Correspondence: Dr C Winkler, SAIC Frederick, National Cancer Institute at Frederick, Frederick, MD 21702-1201, USA. E-mail: winkler@ncifcrf.gov

⁸Current address: SAIC Frederick, National Cancer Institute, Advanced Technology Center, Gaithersburg, MD 20877, USA.

⁹Current address: New York Academy of Medicine, 1216 5th Avenue, New York, NY 10029, USA.

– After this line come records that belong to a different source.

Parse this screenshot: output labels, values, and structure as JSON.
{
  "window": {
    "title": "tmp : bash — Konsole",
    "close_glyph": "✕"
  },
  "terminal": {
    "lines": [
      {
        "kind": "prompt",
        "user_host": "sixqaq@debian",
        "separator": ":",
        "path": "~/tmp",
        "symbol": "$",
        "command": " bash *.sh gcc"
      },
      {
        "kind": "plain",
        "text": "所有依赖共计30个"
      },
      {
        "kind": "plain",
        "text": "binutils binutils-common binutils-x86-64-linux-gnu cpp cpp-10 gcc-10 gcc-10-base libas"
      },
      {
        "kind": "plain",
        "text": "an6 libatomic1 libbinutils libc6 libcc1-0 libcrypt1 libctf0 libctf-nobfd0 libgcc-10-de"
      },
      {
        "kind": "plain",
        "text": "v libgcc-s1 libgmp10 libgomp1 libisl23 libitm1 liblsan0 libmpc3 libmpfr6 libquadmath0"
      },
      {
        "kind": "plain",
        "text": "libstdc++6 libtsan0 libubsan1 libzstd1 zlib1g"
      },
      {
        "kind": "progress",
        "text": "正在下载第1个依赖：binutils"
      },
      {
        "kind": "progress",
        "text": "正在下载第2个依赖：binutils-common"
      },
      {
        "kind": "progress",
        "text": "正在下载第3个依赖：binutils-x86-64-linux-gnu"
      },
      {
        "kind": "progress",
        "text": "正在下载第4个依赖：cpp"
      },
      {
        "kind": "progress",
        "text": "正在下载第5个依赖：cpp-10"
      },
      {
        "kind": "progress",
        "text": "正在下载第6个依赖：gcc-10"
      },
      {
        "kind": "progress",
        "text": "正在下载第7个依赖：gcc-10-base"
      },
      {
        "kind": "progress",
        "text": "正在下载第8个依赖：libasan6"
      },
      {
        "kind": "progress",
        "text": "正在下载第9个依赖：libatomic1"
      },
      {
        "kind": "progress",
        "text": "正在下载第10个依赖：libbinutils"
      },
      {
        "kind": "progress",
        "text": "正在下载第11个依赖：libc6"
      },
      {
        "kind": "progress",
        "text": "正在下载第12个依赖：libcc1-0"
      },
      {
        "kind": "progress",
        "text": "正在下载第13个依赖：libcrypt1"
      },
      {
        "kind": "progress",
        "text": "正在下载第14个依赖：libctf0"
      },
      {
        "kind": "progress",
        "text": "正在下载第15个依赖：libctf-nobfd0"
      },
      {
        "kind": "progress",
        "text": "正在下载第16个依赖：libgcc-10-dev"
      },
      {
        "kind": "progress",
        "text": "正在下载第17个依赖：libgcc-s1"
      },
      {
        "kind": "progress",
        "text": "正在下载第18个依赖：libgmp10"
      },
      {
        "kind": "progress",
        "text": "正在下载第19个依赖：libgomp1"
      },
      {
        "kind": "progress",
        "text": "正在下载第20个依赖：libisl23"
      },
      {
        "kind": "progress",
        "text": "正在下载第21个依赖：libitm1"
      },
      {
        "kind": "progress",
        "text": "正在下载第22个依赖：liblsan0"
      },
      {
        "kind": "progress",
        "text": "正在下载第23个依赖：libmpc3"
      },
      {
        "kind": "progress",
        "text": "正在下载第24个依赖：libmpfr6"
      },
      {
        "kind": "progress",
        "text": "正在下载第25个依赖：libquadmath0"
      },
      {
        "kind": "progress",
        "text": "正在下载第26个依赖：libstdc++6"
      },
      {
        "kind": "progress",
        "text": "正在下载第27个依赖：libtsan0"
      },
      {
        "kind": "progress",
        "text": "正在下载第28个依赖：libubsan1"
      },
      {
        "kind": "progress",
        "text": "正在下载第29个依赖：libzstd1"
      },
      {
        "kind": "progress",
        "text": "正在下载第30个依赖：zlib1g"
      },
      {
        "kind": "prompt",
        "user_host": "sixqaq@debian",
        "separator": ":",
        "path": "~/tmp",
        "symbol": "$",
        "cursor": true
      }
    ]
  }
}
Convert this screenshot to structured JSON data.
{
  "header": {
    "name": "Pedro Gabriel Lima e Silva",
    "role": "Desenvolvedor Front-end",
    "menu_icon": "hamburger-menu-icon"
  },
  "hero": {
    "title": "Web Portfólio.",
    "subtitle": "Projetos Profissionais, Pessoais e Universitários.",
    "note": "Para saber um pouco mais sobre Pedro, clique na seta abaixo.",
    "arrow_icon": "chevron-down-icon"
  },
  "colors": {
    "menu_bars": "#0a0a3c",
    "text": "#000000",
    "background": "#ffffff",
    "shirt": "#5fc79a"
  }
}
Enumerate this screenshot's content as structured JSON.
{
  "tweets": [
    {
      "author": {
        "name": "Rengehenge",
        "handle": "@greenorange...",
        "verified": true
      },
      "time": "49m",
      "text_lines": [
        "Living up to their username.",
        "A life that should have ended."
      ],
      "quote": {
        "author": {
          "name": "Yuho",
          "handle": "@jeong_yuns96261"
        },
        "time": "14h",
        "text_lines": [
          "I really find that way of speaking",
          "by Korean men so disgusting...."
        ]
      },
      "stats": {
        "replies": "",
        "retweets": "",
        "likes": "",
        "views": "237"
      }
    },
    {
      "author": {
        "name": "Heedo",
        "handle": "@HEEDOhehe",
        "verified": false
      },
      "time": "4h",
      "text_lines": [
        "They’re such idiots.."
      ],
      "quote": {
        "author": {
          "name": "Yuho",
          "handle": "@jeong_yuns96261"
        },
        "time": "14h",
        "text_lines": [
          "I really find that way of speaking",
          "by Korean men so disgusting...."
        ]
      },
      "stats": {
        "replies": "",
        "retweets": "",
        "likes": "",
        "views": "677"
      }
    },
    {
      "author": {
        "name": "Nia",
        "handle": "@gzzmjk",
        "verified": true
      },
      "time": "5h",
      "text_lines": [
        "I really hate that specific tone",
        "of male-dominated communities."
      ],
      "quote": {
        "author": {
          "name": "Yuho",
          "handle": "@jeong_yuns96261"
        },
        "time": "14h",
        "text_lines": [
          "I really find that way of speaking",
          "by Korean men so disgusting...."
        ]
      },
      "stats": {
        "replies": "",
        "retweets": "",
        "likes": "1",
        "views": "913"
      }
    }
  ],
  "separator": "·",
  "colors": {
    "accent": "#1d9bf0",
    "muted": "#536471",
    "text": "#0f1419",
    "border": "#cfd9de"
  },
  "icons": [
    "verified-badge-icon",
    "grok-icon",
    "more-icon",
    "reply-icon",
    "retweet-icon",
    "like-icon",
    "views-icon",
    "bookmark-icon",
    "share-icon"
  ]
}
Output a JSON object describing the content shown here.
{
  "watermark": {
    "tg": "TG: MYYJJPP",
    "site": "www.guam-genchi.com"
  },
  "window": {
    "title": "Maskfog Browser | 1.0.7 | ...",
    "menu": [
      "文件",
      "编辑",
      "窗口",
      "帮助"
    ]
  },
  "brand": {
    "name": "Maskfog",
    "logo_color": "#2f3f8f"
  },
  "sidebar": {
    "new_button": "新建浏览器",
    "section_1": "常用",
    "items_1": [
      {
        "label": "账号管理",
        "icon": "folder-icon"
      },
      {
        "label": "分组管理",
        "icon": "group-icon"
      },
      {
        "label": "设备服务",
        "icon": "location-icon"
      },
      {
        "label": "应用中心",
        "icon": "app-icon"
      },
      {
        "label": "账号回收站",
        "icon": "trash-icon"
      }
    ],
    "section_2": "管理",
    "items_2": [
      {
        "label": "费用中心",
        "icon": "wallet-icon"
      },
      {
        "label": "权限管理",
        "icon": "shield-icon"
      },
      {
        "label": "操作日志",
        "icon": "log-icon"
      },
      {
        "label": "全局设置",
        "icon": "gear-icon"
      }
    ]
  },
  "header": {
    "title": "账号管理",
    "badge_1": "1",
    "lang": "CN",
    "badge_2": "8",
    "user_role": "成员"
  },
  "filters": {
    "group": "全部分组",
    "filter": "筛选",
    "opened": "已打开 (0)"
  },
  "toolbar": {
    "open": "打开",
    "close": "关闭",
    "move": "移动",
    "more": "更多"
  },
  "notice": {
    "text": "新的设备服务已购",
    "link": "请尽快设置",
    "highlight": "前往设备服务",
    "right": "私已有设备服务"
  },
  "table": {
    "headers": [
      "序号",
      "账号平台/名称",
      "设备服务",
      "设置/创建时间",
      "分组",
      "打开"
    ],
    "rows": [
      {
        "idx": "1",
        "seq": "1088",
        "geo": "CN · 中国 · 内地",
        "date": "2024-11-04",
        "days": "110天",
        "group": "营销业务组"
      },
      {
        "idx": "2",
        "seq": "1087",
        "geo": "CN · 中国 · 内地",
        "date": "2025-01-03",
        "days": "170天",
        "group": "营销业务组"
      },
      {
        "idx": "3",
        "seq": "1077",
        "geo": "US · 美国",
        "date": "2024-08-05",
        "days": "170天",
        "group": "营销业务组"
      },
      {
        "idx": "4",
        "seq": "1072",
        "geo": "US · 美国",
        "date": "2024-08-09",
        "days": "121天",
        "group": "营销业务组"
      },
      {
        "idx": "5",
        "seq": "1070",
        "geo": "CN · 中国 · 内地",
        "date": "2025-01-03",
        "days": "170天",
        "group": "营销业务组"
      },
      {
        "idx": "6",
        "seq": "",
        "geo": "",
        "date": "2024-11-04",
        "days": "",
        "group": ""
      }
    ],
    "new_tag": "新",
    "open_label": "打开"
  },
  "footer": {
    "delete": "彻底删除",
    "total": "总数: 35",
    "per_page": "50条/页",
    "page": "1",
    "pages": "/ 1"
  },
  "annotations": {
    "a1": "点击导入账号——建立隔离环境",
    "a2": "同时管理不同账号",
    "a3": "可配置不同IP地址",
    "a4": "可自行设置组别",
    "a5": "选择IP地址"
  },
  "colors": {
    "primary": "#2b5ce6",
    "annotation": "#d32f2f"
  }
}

Received 19 May 2005; Revised 28 July 2005; Accepted 28 July 2005; Published online 22 September 2005.

Abstract

The stromal-derived factor-1 (SDF-1) chemokine gene encodes the only natural ligand for CXCR4, the coreceptor for the pathogenic X4 HIV-1 strains. A single-nucleotide polymorphism (SNP) in the 3' untranslated region (SDF1-3'A=rs1801157) of SDF-1 was reported to be protective against infection and progression in some, but not other, epidemiological studies. To identify additional alleles that may influence HIV-1 infection and progression to AIDS, nine SNPs (including rs1801157) spanning 20.2 kb in and around the SDF-1 gene were genotyped in over 3000 African American (AA) and European American (EA) participants enrolled in five longitudinal HIV-1/AIDS natural cohort studies. Six or five haplotypes were present at frequencies greater than 5% in AA or EA, respectively. Six of the nine SNPs occur on only one common haplotype (>5%), while the remaining three SNPs were found on multiple haplotypes, suggesting a complex history of recombination. Among EA, rs754618 was associated with an increased risk of infection (OR=1.50, P=0.03), while rs1801157 (=SDF1-3'A) was associated with protection against infection (OR=0.63, P=0.01). In the MACS cohort, rs1801157 was associated with AIDS-87 (RH=0.31, P=0.02) and with death (RH=0.18, P=0.02). Significant associations to a single disease outcome were found for two SNPs and one haplotype in AA.